現代科学を超越した電気設備を創造する場合、妖精パワー(仮)の使用率100%超過の可能性が高いと予想していた。
絨毯を創造した時の事は、覚えている。あの時は、魅雪に悪い事をしてしまった。
前回の教訓を活かし、今回はフェアと二人きり。自室に引きこもっておいて正解だった。
「フェア。実行して」
「警告。その行為は実行中に中断できません。本当に実行しますか?」
【警告!その行為は実行中に中断できません!本当に実行しますか?(Y/N)】
なんか出た。
この警告文は初めて見る。
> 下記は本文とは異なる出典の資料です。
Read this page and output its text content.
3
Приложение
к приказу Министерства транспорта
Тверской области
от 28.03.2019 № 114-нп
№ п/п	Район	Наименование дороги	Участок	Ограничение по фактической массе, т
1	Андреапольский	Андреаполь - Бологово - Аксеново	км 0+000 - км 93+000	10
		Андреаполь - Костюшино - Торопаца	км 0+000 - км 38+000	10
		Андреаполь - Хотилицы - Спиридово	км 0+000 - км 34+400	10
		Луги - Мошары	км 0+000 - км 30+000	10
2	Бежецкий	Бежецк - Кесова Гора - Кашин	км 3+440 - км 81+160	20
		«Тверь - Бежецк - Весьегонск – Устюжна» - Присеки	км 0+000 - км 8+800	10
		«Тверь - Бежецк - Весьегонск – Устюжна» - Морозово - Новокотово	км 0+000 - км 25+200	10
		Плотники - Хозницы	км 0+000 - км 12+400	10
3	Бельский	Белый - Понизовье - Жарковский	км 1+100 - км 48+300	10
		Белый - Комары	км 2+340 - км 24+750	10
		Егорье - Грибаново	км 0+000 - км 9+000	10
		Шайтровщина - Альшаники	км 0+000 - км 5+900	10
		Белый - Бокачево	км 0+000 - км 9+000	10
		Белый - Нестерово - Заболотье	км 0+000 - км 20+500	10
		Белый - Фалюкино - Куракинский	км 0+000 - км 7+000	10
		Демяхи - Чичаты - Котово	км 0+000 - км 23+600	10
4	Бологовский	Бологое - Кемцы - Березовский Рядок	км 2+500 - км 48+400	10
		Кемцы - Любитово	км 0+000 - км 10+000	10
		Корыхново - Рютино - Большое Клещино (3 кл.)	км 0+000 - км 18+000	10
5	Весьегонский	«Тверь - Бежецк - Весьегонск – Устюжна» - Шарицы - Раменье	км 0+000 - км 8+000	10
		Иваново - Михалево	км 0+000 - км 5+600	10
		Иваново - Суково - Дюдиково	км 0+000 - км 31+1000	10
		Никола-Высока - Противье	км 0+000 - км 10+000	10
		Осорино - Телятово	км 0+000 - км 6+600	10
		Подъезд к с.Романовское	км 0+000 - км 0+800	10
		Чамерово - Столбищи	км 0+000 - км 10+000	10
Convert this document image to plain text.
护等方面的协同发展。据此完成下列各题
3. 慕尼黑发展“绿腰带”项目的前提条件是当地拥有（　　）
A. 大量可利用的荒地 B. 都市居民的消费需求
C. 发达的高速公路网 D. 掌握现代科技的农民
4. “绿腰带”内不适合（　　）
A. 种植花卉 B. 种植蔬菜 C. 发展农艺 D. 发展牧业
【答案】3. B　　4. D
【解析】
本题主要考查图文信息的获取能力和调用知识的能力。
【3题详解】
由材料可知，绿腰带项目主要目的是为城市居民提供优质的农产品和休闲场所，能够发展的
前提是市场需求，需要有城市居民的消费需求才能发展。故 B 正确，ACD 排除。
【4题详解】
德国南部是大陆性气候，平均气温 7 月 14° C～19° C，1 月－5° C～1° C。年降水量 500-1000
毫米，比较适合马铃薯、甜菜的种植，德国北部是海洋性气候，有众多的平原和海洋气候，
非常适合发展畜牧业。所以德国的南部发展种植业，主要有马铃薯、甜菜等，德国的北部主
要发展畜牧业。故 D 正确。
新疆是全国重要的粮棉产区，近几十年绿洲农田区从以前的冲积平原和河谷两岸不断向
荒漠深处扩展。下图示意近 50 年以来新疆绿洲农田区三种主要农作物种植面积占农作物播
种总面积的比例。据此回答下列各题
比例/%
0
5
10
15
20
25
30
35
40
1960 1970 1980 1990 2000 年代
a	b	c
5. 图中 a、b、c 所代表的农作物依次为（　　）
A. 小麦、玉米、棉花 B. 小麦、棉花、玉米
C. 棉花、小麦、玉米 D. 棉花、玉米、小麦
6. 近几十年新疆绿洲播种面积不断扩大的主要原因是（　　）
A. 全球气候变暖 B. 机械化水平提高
二段階の警告とは、なかなか用心深い。
用心は大事。さすがフェア、よくわかってる。
「フェア。本当に実行して」
警告に構わず実行。
瞬間。体からナニカがゴッソリ抜け落ちた。
懐かしい虚脱感。
「――――――――はい。何も無い所から自動で料理が出てくる感じの少し不思議な感じの秘密道具的な感じの見た目は箱型っぽい感じでボタンを押してドアを開けたら料理が出てくる感じの奴です。ますたー」
出た、多分。
視界が暗くてよく見えないけど。
「……うん……ありがとう、フェア……今日はもう休んでいいよ……」
どうにか言葉を振り絞る。
辛うじて言うべき事だけ言うと、そのまま意識は黒く塗り潰されていった。